L’Olympique de Marseille a pris la décision de se séparer de Jonathan Clauss à l’été 2024 après quelques mois de brouilles entre le défenseur français et les dirigeants marseillais. A commencer par l’interview assassine de Medhi Benatia, ex-directeur du football du club phocéen, pour Canal+ où le professionnalisme de l’arrière latéral était remis en cause. C’est à l’OGC Nice que Clauss a rebondi. Et près de deux ans après les faits, le principal concerné est sorti du silence sur le plateau de beIN SPORTS.
«Tout ce qui s’est dit a été amplifié, tout ce qui a été fait pour que je parte a été calculé»
A l’occasion de l’émission The Big Show animée par Nico Colombien en cette période de Coupe du monde, Jonathan Clauss a pris la parole après qu’un abonné lui ait demandé s’il regrettait la fin de son histoire avec l’Olympique de Marseille. « Je regrette ma fin à l’OM. Le pire, c’est que je la regrette parce que ce n’est pas de ma faute. Tout ce qui s’est dit a été amplifié, tout ce qui a été fait pour que je parte a été calculé. Tout le monde était content d’être là et engagé dans le club. Quand Medhi Benatia arrive, on discute. Je lui dit : ‘écoutes Medhi, tu veux savoir quels sont les problèmes ? Je pense qu’avec Gattuso, on y arrivera pas. On bosse beaucoup, mais pas de la bonne façon. On fait des séances de deux heures, mais tu sors en ayant l’impression de n’avoir rien appris’. Il me dit qu’il va aller discuter avec le coach ».
«Le vestiaire m’a soutenu, Valentin Rongier s’est battu à la mort pour que je finisse au moins la saison»
« Trois jours après, on dit que je sors sur blessure parce que je mens. Sur le coup, je me demande pourquoi on m’en mets plein la gueule comme ça ? Parce qu’eux-mêmes avaient dit qu’ils voulaient s’engager longtemps avec Gattuso, que c’était difficile pour moi avec lui parce que je pensais le football autrement. Ils l’ont vu comme un affront : on ne peut pas dégager Gattuso donc on va dégager Jo. Et ça a été fait de plein de mensonges. Le vestiaire m’a soutenu, Valentin Rongier s’est battu à la mort pour que je finisse au moins la saison. Ça ne s’est pas terminé de la bonne façon parce que mon image a été salie auprès des gens alors que tout était faux. Mais comme tu es à Marseille et que dans ces moments là tu n’as pas de droit de réponse parce que sinon on va te dire que tu te plains et que tu te bats contre l’institution. Mais pas du tout, juste à un moment donné il faut que la vérité soit dite », a poursuivi Jonathan Clauss dans ces révélations croustillantes sur les dessous d’une rupture non assumée par l’OM au vu de sa communication sur cette affaire.

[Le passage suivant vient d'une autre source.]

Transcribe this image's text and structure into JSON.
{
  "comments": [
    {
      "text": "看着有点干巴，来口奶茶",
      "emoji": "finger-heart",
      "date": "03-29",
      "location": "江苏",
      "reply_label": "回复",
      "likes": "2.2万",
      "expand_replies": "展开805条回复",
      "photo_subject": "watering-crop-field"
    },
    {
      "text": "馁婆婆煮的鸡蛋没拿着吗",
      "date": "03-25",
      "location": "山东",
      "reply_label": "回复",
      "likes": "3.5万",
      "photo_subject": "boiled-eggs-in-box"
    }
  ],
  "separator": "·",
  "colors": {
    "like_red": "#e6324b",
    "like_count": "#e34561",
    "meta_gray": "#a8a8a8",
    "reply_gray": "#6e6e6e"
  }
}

«J’ai pris des coups de pression en sous-marin»
Pour finir, Jonathan Clauss a confié à Nico Colombien que la goutte d’eau qui a définitivement fait déborder le vase a été la nomination de Roberto De Zerbi au poste d’entraîneur et ses déclarations dans la presse à ce sujet en marge de l’Euro 2024. « Je me voyais tellement pas partir. Je ne m’y attendais pas vraiment. Quand j’étais avec l’équipe de France à l’Euro 2024, j’ai une interview là-bas, on me demande ce que ça me fait que De Zerbi soit le nouveau coach de Marseille. Je dis que c’est bien, ça peut rebattre les cartes. J’aurais jamais dû dire cette phrase. Pour moi, c’était d’attendre de voir ce que dit le nouveau coach, mais je n’ai jamais eu de discussions avec lui. Par contre j’ai pris des coups de pression en sous-marin en mode ‘pour qui tu te prends, qu’est-ce que tu dis, t’as pas à faire ça’ ».